Nativismo y politización de la justicia
1. Una tendencia inquietante. Dice Jürgen Habermas que “hoy, como demuestra la pandemia, la conciencia bascula hacia un estado defensivo”. Hace tiempo que constato una tendencia inquietante: es cada vez más habitual que en las conversaciones (familiares, con amigos, entre colegas, en cualquier ámbito de relación) surjan referencias a un futuro autoritario como un destino casi inevitable. A veces son comentarios en términos de análisis de relaciones de fuerzas y de los desequilibrios de poderes y con voluntad de buscar vías para superar la amenaza del autoritarismo postdemocrático, pero a menudo contienen una dosis preocupante de asunción fatalista, como si la democracia estuviera al final del camino.
Es cierto que en la escena política esta música hace tiempo que dura: y no podemos olvidar que fue una dictadura –la de Pinochet– el lugar escogido para el primer experimento de aquello que se ha llamado neoliberalismo (una blasfemia para la gran tradición liberal). Desde que ese delirio nihilista se estrelló en la crisis de 2008, el mito chino, como estadio superior del capitalismo, no ha parado de crecer, y la expansión de la extrema derecha, con sus diversas variantes y manifestaciones (de Le Pen a Trump o al autoritarismo centroeuropeo), ha sido exponencial hasta llegar a ser una amenaza significativa, reforzada por la radicalización de la derecha convencional.
La pandemia ha tenido la virtud de hacernos tomar conciencia de nuestra precariedad, pero nos ha conducido a una situación paradójica entre una cierta recuperación del sentido de comunidad y el miedo. Y las derechas radicalizadas están intentando capitalizar estos miedos de la peor manera. Tres sociólogos franceses, Christophe Bortessi, Jan Willem Duyvendak y Aurélien Taché, en un libro reciente, hablan de “nativismo”: “La concepción de la sociedad” que “rehúsa la igualdad entre los ciudadanos y propone clasificarlos por orden de llegada y proximidad étnica, religiosa o cultural”, que se expresa en las conductas fóbicas y en el rechazo de la inmigración, y que se aleja de cualquier idea democrática y republicana que reconoce la igualdad de los ciudadanos independientemente de su condición. Es lo que se lleva, liquidando una de las conquistas de la modernidad: el estado nación como marco compartido por gente diferente. Y volviendo a las ideas románticas de la nación como encarnación de lo teológico en la política democrática. Con consecuencias terribles para la democracia: porque desde esta cultura –los nuestros y los demás, los nativos y los venidos de fuera, los patriotas y los traidores– es muy difícil construir espacios compartidos. Y solo desde una cultura que dé pleno reconocimiento al otro se pueden cultivar los territorios comunes.

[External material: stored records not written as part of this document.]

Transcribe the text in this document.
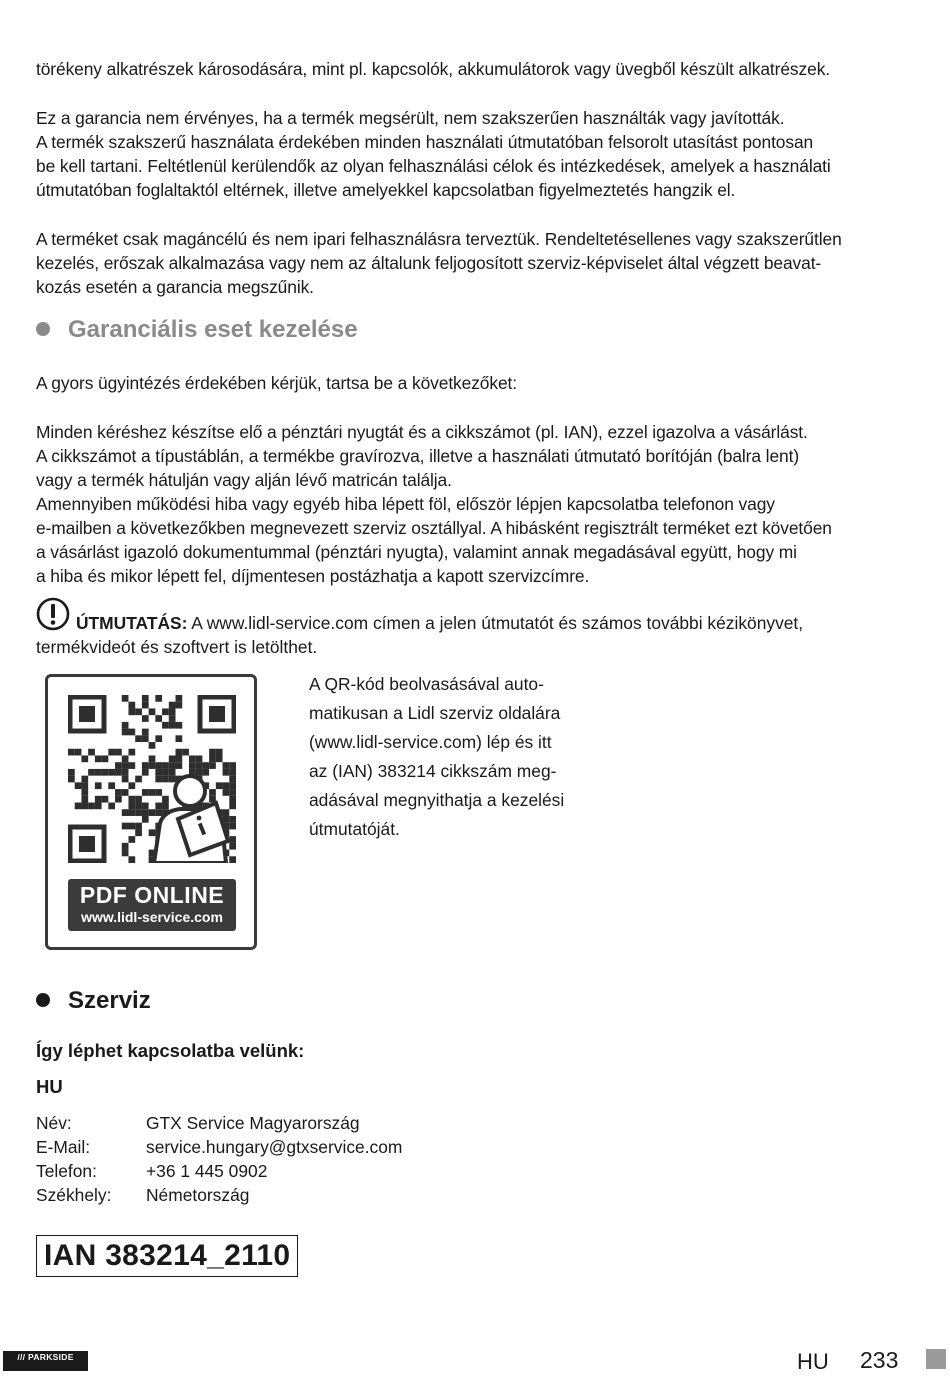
törékeny alkatrészek károsodására, mint pl. kapcsolók, akkumulátorok vagy üvegből készült alkatrészek.
Ez a garancia nem érvényes, ha a termék megsérült, nem szakszerűen használták vagy javították.
A termék szakszerű használata érdekében minden használati útmutatóban felsorolt utasítást pontosan
be kell tartani. Feltétlenül kerülendők az olyan felhasználási célok és intézkedések, amelyek a használati
útmutatóban foglaltaktól eltérnek, illetve amelyekkel kapcsolatban figyelmeztetés hangzik el.
A terméket csak magáncélú és nem ipari felhasználásra terveztük. Rendeltetésellenes vagy szakszerűtlen
kezelés, erőszak alkalmazása vagy nem az általunk feljogosított szerviz-képviselet által végzett beavat-
kozás esetén a garancia megszűnik.
Garanciális eset kezelése
A gyors ügyintézés érdekében kérjük, tartsa be a következőket:
Minden kéréshez készítse elő a pénztári nyugtát és a cikkszámot (pl. IAN), ezzel igazolva a vásárlást.
A cikkszámot a típustáblán, a termékbe gravírozva, illetve a használati útmutató borítóján (balra lent)
vagy a termék hátulján vagy alján lévő matricán találja.
Amennyiben működési hiba vagy egyéb hiba lépett föl, először lépjen kapcsolatba telefonon vagy
e-mailben a következőkben megnevezett szerviz osztállyal. A hibásként regisztrált terméket ezt követően
a vásárlást igazoló dokumentummal (pénztári nyugta), valamint annak megadásával együtt, hogy mi
a hiba és mikor lépett fel, díjmentesen postázhatja a kapott szervizcímre.
ÚTMUTATÁS: A www.lidl-service.com címen a jelen útmutatót és számos további kézikönyvet,
termékvideót és szoftvert is letölthet.
PDF ONLINE
www.lidl-service.com
A QR-kód beolvasásával auto-
matikusan a Lidl szerviz oldalára
(www.lidl-service.com) lép és itt
az (IAN) 383214 cikkszám meg-
adásával megnyithatja a kezelési
útmutatóját.
Szerviz
Így léphet kapcsolatba velünk:
HU
Név:	GTX Service Magyarország
E-Mail:	service.hungary@gtxservice.com
Telefon:	+36 1 445 0902
Székhely:	Németország
IAN 383214_2110
/// PARKSIDE	HU 233
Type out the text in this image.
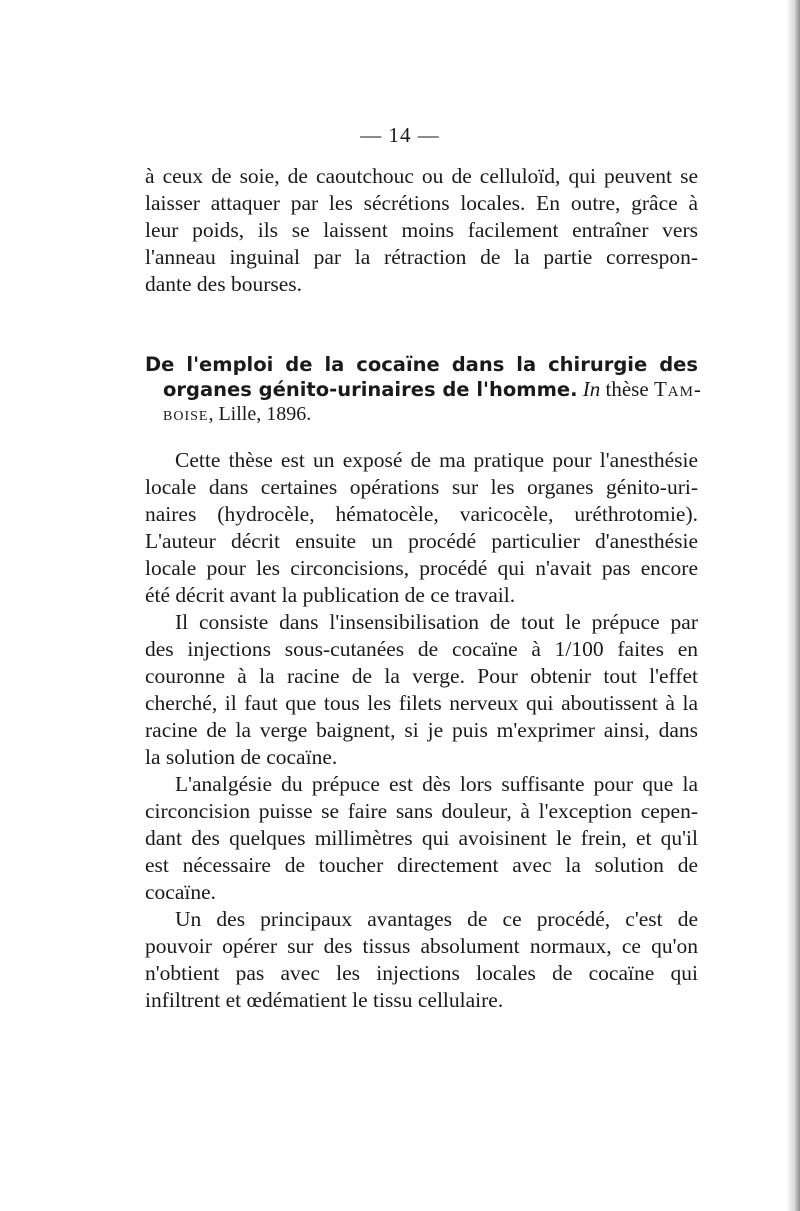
— 14 —
à ceux de soie, de caoutchouc ou de celluloïd, qui peuvent se
laisser attaquer par les sécrétions locales. En outre, grâce à
leur poids, ils se laissent moins facilement entraîner vers
l'anneau inguinal par la rétraction de la partie correspon-
dante des bourses.
De l'emploi de la cocaïne dans la chirurgie des
organes génito-urinaires de l'homme. In thèse Tam-
boise, Lille, 1896.

Cette thèse est un exposé de ma pratique pour l'anesthésie
locale dans certaines opérations sur les organes génito-uri-
naires (hydrocèle, hématocèle, varicocèle, uréthrotomie).
L'auteur décrit ensuite un procédé particulier d'anesthésie
locale pour les circoncisions, procédé qui n'avait pas encore
été décrit avant la publication de ce travail.

Il consiste dans l'insensibilisation de tout le prépuce par
des injections sous-cutanées de cocaïne à 1/100 faites en
couronne à la racine de la verge. Pour obtenir tout l'effet
cherché, il faut que tous les filets nerveux qui aboutissent à la
racine de la verge baignent, si je puis m'exprimer ainsi, dans
la solution de cocaïne.

L'analgésie du prépuce est dès lors suffisante pour que la
circoncision puisse se faire sans douleur, à l'exception cepen-
dant des quelques millimètres qui avoisinent le frein, et qu'il
est nécessaire de toucher directement avec la solution de
cocaïne.

Un des principaux avantages de ce procédé, c'est de
pouvoir opérer sur des tissus absolument normaux, ce qu'on
n'obtient pas avec les injections locales de cocaïne qui
infiltrent et œdématient le tissu cellulaire.
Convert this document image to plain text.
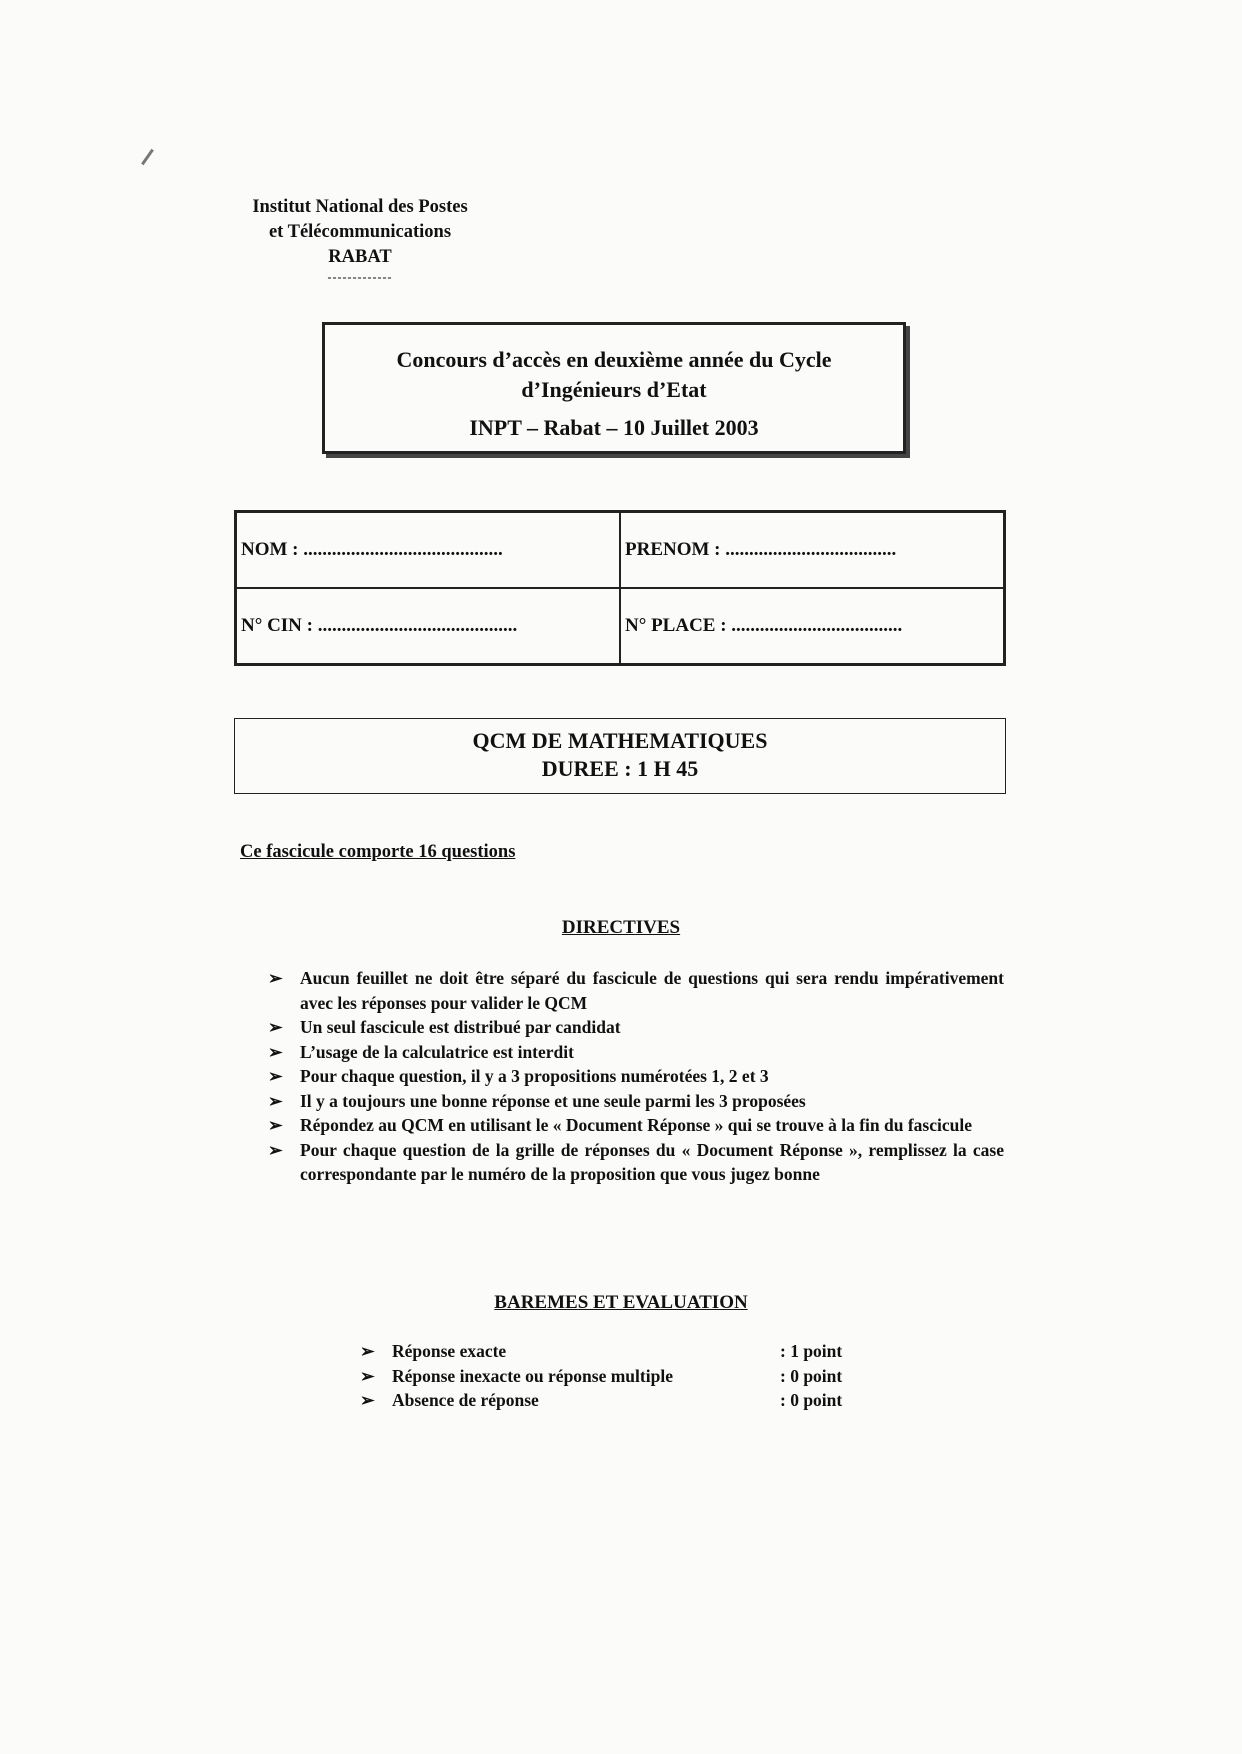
Institut National des Postes
et Télécommunications
RABAT
-------------
Concours d’accès en deuxième année du Cycle
d’Ingénieurs d’Etat
INPT – Rabat – 10 Juillet 2003
NOM : ..........................................	PRENOM : ....................................
N° CIN : ..........................................	N° PLACE : ....................................
QCM DE MATHEMATIQUES
DUREE : 1 H 45
Ce fascicule comporte 16 questions
DIRECTIVES
➢ Aucun feuillet ne doit être séparé du fascicule de questions qui sera rendu impérativement avec les réponses pour valider le QCM
➢ Un seul fascicule est distribué par candidat
➢ L’usage de la calculatrice est interdit
➢ Pour chaque question, il y a 3 propositions numérotées 1, 2 et 3
➢ Il y a toujours une bonne réponse et une seule parmi les 3 proposées
➢ Répondez au QCM en utilisant le « Document Réponse » qui se trouve à la fin du fascicule
➢ Pour chaque question de la grille de réponses du « Document Réponse », remplissez la case correspondante par le numéro de la proposition que vous jugez bonne
BAREMES ET EVALUATION
➢ Réponse exacte	: 1 point
➢ Réponse inexacte ou réponse multiple	: 0 point
➢ Absence de réponse	: 0 point
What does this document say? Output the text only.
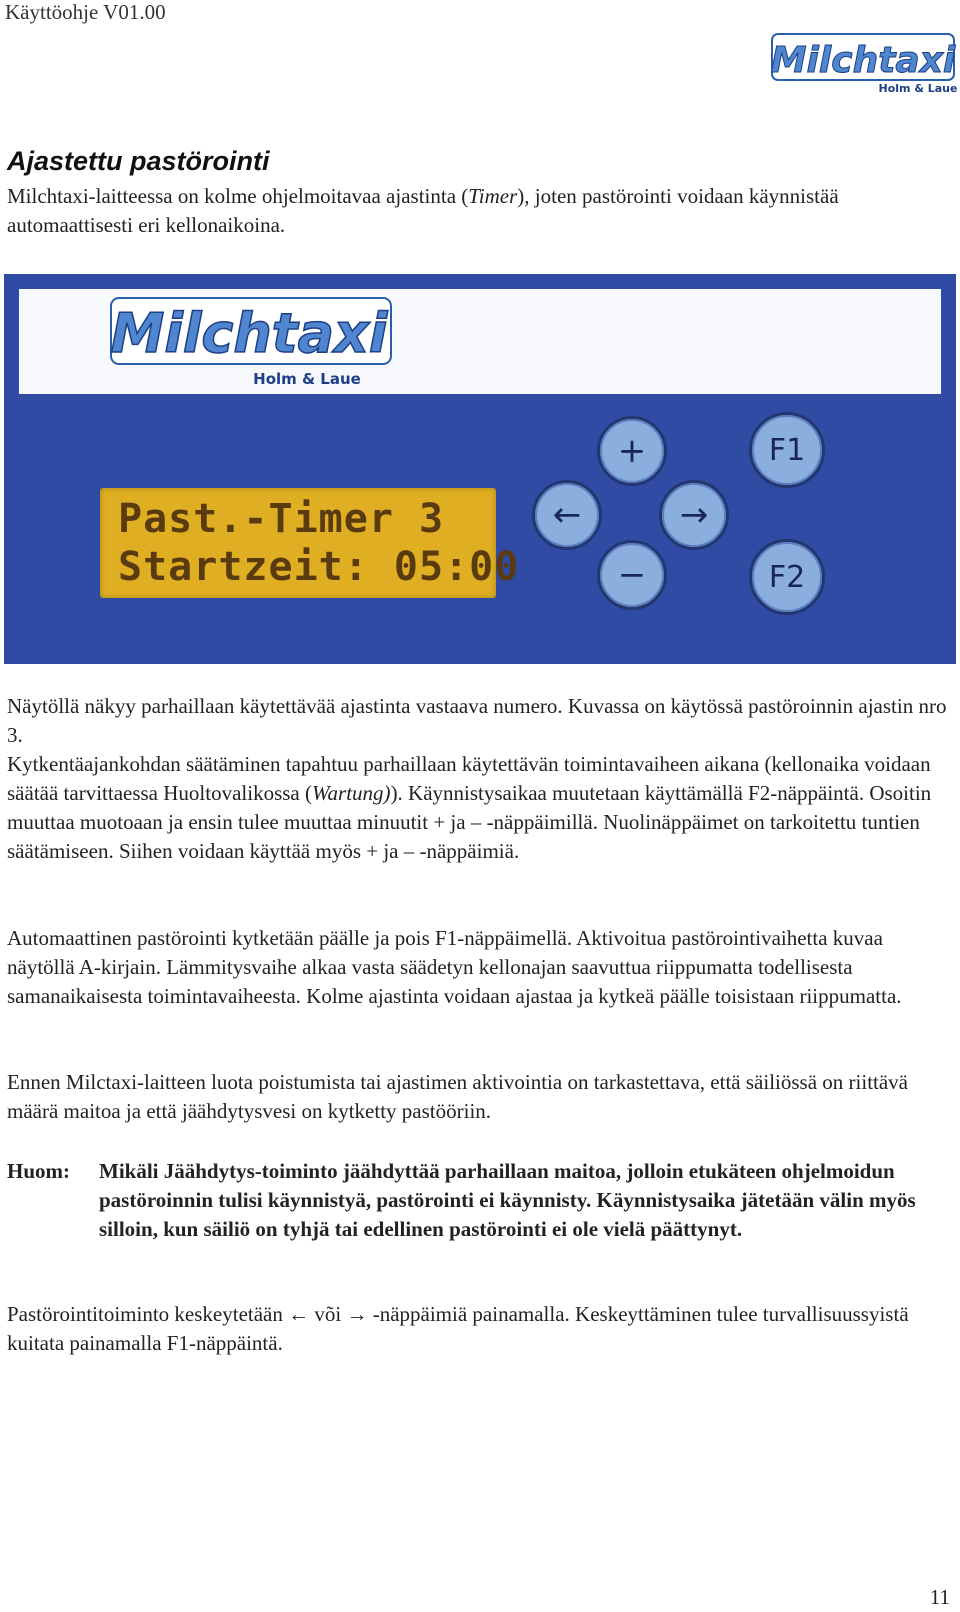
Käyttöohje V01.00
Milchtaxi
Holm & Laue
Ajastettu pastörointi

Milchtaxi-laitteessa on kolme ohjelmoitavaa ajastinta (Timer), joten pastörointi voidaan käynnistää automaattisesti eri kellonaikoina.

Milchtaxi
Holm & Laue
Past.-Timer 3
Startzeit: 05:00
+
−
←	→
F1
F2

Näytöllä näkyy parhaillaan käytettävää ajastinta vastaava numero. Kuvassa on käytössä pastöroinnin ajastin nro 3.

Kytkentäajankohdan säätäminen tapahtuu parhaillaan käytettävän toimintavaiheen aikana (kellonaika voidaan säätää tarvittaessa Huoltovalikossa (Wartung)). Käynnistysaikaa muutetaan käyttämällä F2-näppäintä. Osoitin muuttaa muotoaan ja ensin tulee muuttaa minuutit + ja – -näppäimillä. Nuolinäppäimet on tarkoitettu tuntien säätämiseen. Siihen voidaan käyttää myös + ja – -näppäimiä.

Automaattinen pastörointi kytketään päälle ja pois F1-näppäimellä. Aktivoitua pastörointivaihetta kuvaa näytöllä A-kirjain. Lämmitysvaihe alkaa vasta säädetyn kellonajan saavuttua riippumatta todellisesta samanaikaisesta toimintavaiheesta. Kolme ajastinta voidaan ajastaa ja kytkeä päälle toisistaan riippumatta.

Ennen Milctaxi-laitteen luota poistumista tai ajastimen aktivointia on tarkastettava, että säiliössä on riittävä määrä maitoa ja että jäähdytysvesi on kytketty pastööriin.

Huom: Mikäli Jäähdytys-toiminto jäähdyttää parhaillaan maitoa, jolloin etukäteen ohjelmoidun pastöroinnin tulisi käynnistyä, pastörointi ei käynnisty. Käynnistysaika jätetään välin myös silloin, kun säiliö on tyhjä tai edellinen pastörointi ei ole vielä päättynyt.

Pastörointitoiminto keskeytetään ← või → -näppäimiä painamalla. Keskeyttäminen tulee turvallisuussyistä kuitata painamalla F1-näppäintä.

11
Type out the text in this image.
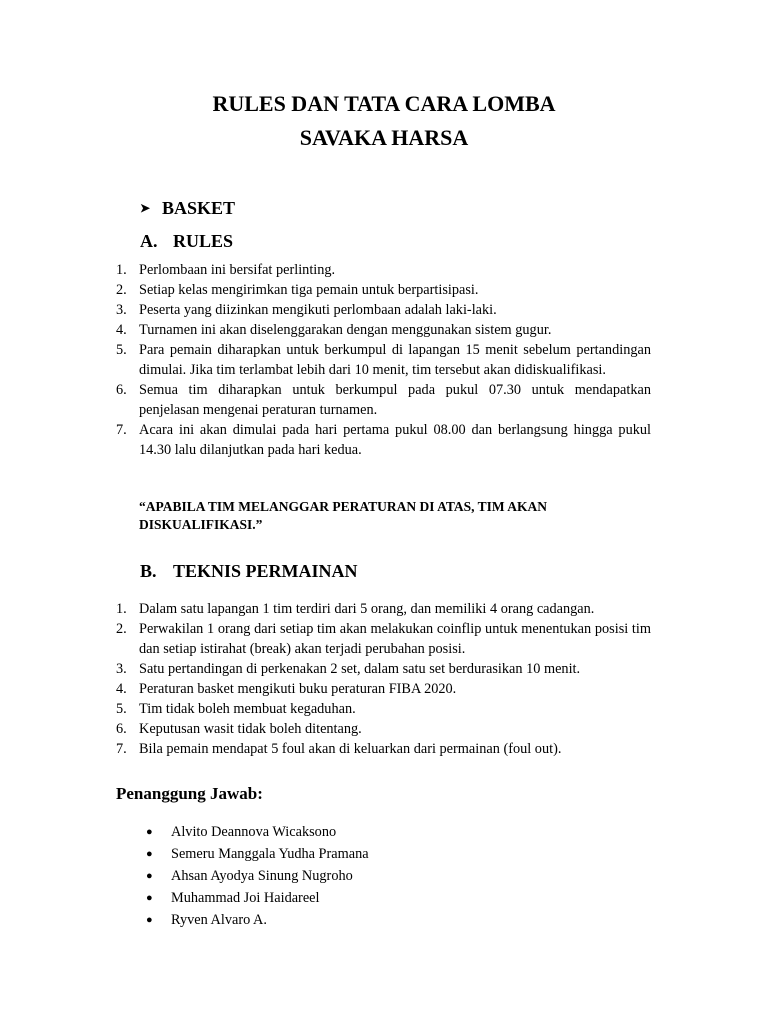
RULES DAN TATA CARA LOMBA
SAVAKA HARSA
➤ BASKET
A. RULES
1. Perlombaan ini bersifat perlinting.
2. Setiap kelas mengirimkan tiga pemain untuk berpartisipasi.
3. Peserta yang diizinkan mengikuti perlombaan adalah laki-laki.
4. Turnamen ini akan diselenggarakan dengan menggunakan sistem gugur.
5. Para pemain diharapkan untuk berkumpul di lapangan 15 menit sebelum pertandingan dimulai. Jika tim terlambat lebih dari 10 menit, tim tersebut akan didiskualifikasi.
6. Semua tim diharapkan untuk berkumpul pada pukul 07.30 untuk mendapatkan penjelasan mengenai peraturan turnamen.
7. Acara ini akan dimulai pada hari pertama pukul 08.00 dan berlangsung hingga pukul 14.30 lalu dilanjutkan pada hari kedua.
“APABILA TIM MELANGGAR PERATURAN DI ATAS, TIM AKAN DISKUALIFIKASI.”
B. TEKNIS PERMAINAN
1. Dalam satu lapangan 1 tim terdiri dari 5 orang, dan memiliki 4 orang cadangan.
2. Perwakilan 1 orang dari setiap tim akan melakukan coinflip untuk menentukan posisi tim dan setiap istirahat (break) akan terjadi perubahan posisi.
3. Satu pertandingan di perkenakan 2 set, dalam satu set berdurasikan 10 menit.
4. Peraturan basket mengikuti buku peraturan FIBA 2020.
5. Tim tidak boleh membuat kegaduhan.
6. Keputusan wasit tidak boleh ditentang.
7. Bila pemain mendapat 5 foul akan di keluarkan dari permainan (foul out).
Penanggung Jawab:
● Alvito Deannova Wicaksono
● Semeru Manggala Yudha Pramana
● Ahsan Ayodya Sinung Nugroho
● Muhammad Joi Haidareel
● Ryven Alvaro A.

2. El declive. El resultado es que los debates se desnaturalizan desde el primer momento. Porque en lugar de reunir información y evaluar los problemas en su complejidad, se vive del escarnio, de la conversión de la anécdota en categoría, de las imputaciones infundadas, de la carencia de datos objetivos. De hecho, no se quieren soluciones, se quieren tensiones, porque alimentan a los que no quieren acuerdos. Lo vemos estos días con el enésimo despliegue mediático contra la inmersión lingüística. Como los datos objetivos no favorecen su relato, se construyen episodios de victimización –y, aun así, encuentran bien pocos– para negar cualquier balance objetivo de la política de inmersión y decantar el problema de un solo lado, pretendiendo contra toda evidencia que el castellano está en riesgo cuando sigue siendo ampliamente mayoritario. Y lo hacen con un recurso que la derecha ha convertido en hábito en la democracia española –por mucho que algunos no lo quieran ver–, que es la judicialización de la política, que les lleva a transferir sistemáticamente a la justicia todo aquello que no les gusta. Y no nos equivoquemos: el trabajo de la justicia es aplicar la ley ante situaciones delictivas, no resolver los compás de espera que la política no es capaz de afrontar. Nativismo y judicialización: así declinan las democracias. Y triunfan los autoritarismos.